He was named after Ernest Hemingway, the writer of action who always said that a man's most pressing obligation was to produce grace under pressure. In this, the world's 39th-ranked tennis player, Ernests Gulbis of Latvia, has perhaps not always been quite what his doting and extremely wealthy father had in mind.
However, here he hounded the sixth-seeded and hugely talented Jo-Wilfried Tsonga out of the premises with the nerve and ruthlessness the Nobel prize-winning American novelist routinely attributed to his cast of fighters, matadors and big-game hunters.
At one level Tsonga was just another victim of the day when players were going down with the frequency of battlefield casualties.
On another, Tsonga was subject to Gulbis's early belief that he was physically vulnerable, to the idea that the Frenchman might not score the quick victory he so plainly desired as he blasted through the first set 6-3.
"I felt he had a weakness and I worked on it," said Gulbis, the man who a few weeks ago caused tumult when he claimed that tennis's elite four, Roger Federer, Novak Djokovic, Rafa Nadal and Andy Murray, were all splendid fellows, all brilliant players, but they suffered a grievous shortfall in charisma.
That last claim has never been registered against the rich boy from Riga, who recently flew to his hometown immediately after being ejected from the Italian Open in Rome. The purpose was a long drink through the Baltic night. Today, though, he was all hard-edged purpose as Tsonga was forced into quitting after losing the second and third sets.
It was a match that was staged on the Centre Court because of the ability of both Tsonga and Gulbis to find touches of the purest brilliance when they are not involved in emotional introspection of the most draining kind. That was the thinking and there was plenty to justify it before Tsonga, after calling on the trainer for medical assistance, said he couldn't go on any longer.
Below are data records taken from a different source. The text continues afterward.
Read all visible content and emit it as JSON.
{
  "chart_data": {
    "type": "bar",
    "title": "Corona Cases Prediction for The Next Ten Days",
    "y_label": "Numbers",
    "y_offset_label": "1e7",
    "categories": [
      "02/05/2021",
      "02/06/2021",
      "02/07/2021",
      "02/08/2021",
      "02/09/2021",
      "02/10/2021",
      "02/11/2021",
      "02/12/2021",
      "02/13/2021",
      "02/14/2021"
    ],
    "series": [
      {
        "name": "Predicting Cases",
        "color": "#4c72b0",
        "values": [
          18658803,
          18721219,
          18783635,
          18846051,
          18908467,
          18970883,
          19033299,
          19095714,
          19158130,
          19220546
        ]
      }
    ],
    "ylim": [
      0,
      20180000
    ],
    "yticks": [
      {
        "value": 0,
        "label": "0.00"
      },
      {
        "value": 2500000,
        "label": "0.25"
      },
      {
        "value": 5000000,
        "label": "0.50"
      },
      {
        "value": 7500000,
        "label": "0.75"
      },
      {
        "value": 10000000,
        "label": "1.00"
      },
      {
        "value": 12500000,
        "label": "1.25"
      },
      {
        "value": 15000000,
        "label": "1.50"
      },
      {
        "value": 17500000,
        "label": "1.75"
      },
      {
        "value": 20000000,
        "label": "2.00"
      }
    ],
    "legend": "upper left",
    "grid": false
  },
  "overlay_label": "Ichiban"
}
Chalk up another victim of the Wimbledon carnage which last night was inviting various theories based on London's summer climate, the grass and the sheer fatigue of players forced on to the big-money treadmill.
Well, you could if you liked but the ever trenchant Gulbis had a few claims to make on his own behalf. Essentially, he had sniffed out a weakness, a fear, in the Tsonga who was given such a rough time by his own fans when he fell to David Ferrer in the recent French Open.
"The first two sets were a very high level of tennis," he said, "I liked the way I played. I think that he played also very well. We had a lot of long, physical rallies.
"I realised how important it was for me to hold on to my service in the second set when it was 3-2 to him. I needed to fight those break points because I believed if he went two sets ahead his problems would not be so big in his mind. Two sets ahead, and your mind changes.
"But when it's one set all, and you're losing the third set, of course you know there is a problem. Mentally you break down, you know. I saw in the way he moved. For sure he had a problem to move in the third set and I had a feeling that maybe he was going to retire.
"I just kept pushing and maybe that's why I was getting a little more nervous serving for the third set. They were tough points because still on one leg he has very good, talented hands. He can go for a couple of shots, make a couple of winners. On grass, it's tough to play someone who can do that."
In Gulbis there is a quality which reminds you of one of the favourite themes of Hemingway's friend F Scott Fitzgerald. It was about the fact that the very rich are different from the rest of the people. They have a certain aloofness, a belief that they can always live on their own terms and that the rest of the world can simply take them or leave them. Everyone agrees that, at 24, Gulbis is a critical case of under-achievement, given the level of his natural-born talent.
He has three titles on the tour but he will be breaking new ground here when he appears in the third round. It is, many believe, a case of appetite rather than a failure of nerve. Indeed, when he won the first of his two titles at Delray Beach in Florida, he astounded some weathered critics by stepping forward into the monster serve of the giant Croat Ivo Karlovic. The big man said that people didn't do that to him, but Gulbis took great delight in continuing to do so.
He was unmoved by the consternation over the locker-room injury toll. "Why do people have to have to see all these injuries before they realise something is wrong? Yes, there is too much tennis and you see the effect when players change surfaces."
He was, as you might have expected, exceedingly unimpressed by Martina Navratilova's argument that men should join women in playing just three sets in Grand Slam matches. It had no appeal for the man who had so successfully probed the weakness of Tsonga.
"I wouldn't like just three sets in a Grand Slam because it should be different for the top players. Grand Slam is Grand Slam. You don't need any easy way to win it. You have to be physically fit. If you can't make it, you can't make it. Sorry, stay at home and do something else. Grand Slams should be five sets, blood, fight, and five sets all the way until somebody is dead. It can be a little bit inhuman but it's the game and you should not change it."
A fight to the death, he was saying, a cold pursuit of every man's weakness. Ernest Hemingway couldn't have put it better.